Sore nanti saat mentari beranjak turun, di bawah lampu-lampu itu, di jalan setapak di kiri-kanan, akan diisi para pedagang makanan. Di tambah lampu-lampu dari dermaga dan perahu yang bersandar akan merubah tempat ini jadi romantis. Sambil mengudap pisang bakar, kue, mie rebus dan kopi dengan view remang-remang dari Batang Arau entah siapa yang akan berpikir bahwa seorang penulis seperti Marah Rusli adalah pembuat sejarah.
Baca juga:
Cerita Siti Nurbaya yang bersal dari kisah fiksi, berlanjut jadi legenda rakyat dan kemudian terwujud dalam realita.
Siti Nurbaya tak hanya tentang jembatan dan pusara, ia juga menjelma jadi pertunjukan sandiwara, ide drama, film dan kisah sinetron.

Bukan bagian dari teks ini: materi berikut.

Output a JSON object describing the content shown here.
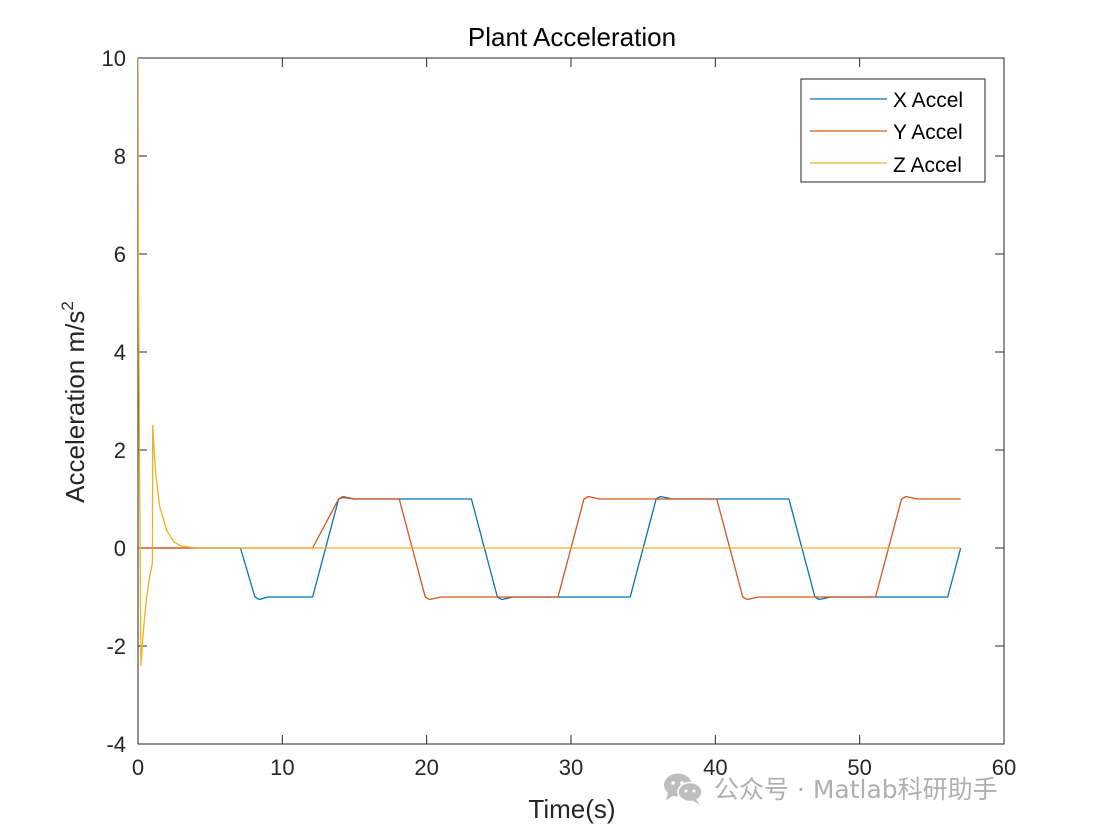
{
  "chart_data": {
    "type": "line",
    "title": "Plant Acceleration",
    "xlabel": "Time(s)",
    "ylabel": "Acceleration m/s",
    "ylabel_superscript": "2",
    "xlim": [
      0,
      60
    ],
    "ylim": [
      -4,
      10
    ],
    "xticks": [
      "0",
      "10",
      "20",
      "30",
      "40",
      "50",
      "60"
    ],
    "yticks": [
      "-4",
      "-2",
      "0",
      "2",
      "4",
      "6",
      "8",
      "10"
    ],
    "grid": false,
    "legend_position": "top-right",
    "series": [
      {
        "name": "X Accel",
        "color": "#0072BD",
        "points": [
          [
            0,
            0
          ],
          [
            7.1,
            0
          ],
          [
            8.1,
            -1.0
          ],
          [
            8.4,
            -1.05
          ],
          [
            9,
            -1.0
          ],
          [
            12.1,
            -1.0
          ],
          [
            13.9,
            1.0
          ],
          [
            14.2,
            1.03
          ],
          [
            15,
            1.0
          ],
          [
            23.1,
            1.0
          ],
          [
            24.9,
            -1.0
          ],
          [
            25.2,
            -1.05
          ],
          [
            26,
            -1.0
          ],
          [
            34.1,
            -1.0
          ],
          [
            35.9,
            1.0
          ],
          [
            36.2,
            1.05
          ],
          [
            37,
            1.0
          ],
          [
            45.1,
            1.0
          ],
          [
            46.9,
            -1.0
          ],
          [
            47.2,
            -1.05
          ],
          [
            48,
            -1.0
          ],
          [
            56.1,
            -1.0
          ],
          [
            57,
            0
          ]
        ]
      },
      {
        "name": "Y Accel",
        "color": "#D95319",
        "points": [
          [
            0,
            0
          ],
          [
            12.1,
            0
          ],
          [
            13.9,
            1.0
          ],
          [
            14.2,
            1.05
          ],
          [
            15,
            1.0
          ],
          [
            18.1,
            1.0
          ],
          [
            19.9,
            -1.0
          ],
          [
            20.2,
            -1.05
          ],
          [
            21,
            -1.0
          ],
          [
            29.1,
            -1.0
          ],
          [
            30.9,
            1.0
          ],
          [
            31.2,
            1.05
          ],
          [
            32,
            1.0
          ],
          [
            40.1,
            1.0
          ],
          [
            41.9,
            -1.0
          ],
          [
            42.2,
            -1.05
          ],
          [
            43,
            -1.0
          ],
          [
            51.1,
            -1.0
          ],
          [
            52.9,
            1.0
          ],
          [
            53.2,
            1.05
          ],
          [
            54,
            1.0
          ],
          [
            57,
            1.0
          ]
        ]
      },
      {
        "name": "Z Accel",
        "color": "#EDB120",
        "points": [
          [
            0,
            10
          ],
          [
            0.03,
            6
          ],
          [
            0.08,
            3
          ],
          [
            0.15,
            0
          ],
          [
            0.2,
            -2.4
          ],
          [
            0.4,
            -1.6
          ],
          [
            0.6,
            -1.0
          ],
          [
            0.8,
            -0.6
          ],
          [
            1.0,
            -0.3
          ],
          [
            1.02,
            2.5
          ],
          [
            1.2,
            1.6
          ],
          [
            1.5,
            0.85
          ],
          [
            2.0,
            0.35
          ],
          [
            2.5,
            0.12
          ],
          [
            3.0,
            0.04
          ],
          [
            4.0,
            0
          ],
          [
            57,
            0
          ]
        ]
      }
    ]
  },
  "watermark": {
    "text": "公众号 · Matlab科研助手",
    "icon": "wechat-icon"
  }
}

Tanpa nama Siti Nurbaya, alat penyebarangan ini akan tetap dibangun pemerintah. Karena masyarakat membutuhkan penghubung antara pusat kota dengan Seberang Padang yang terpisah oleh Sungai Arau.
Namun tanpa nama Jembatan Siti Nurbaya Padang, titian ini tidak akan seikonis sekarang. Dengan hanya menyebut nama Siti Nurbaya orang langsung mengingat Kota Padang. Begitu lah bila pena atau keyboard kalau sudah bicara.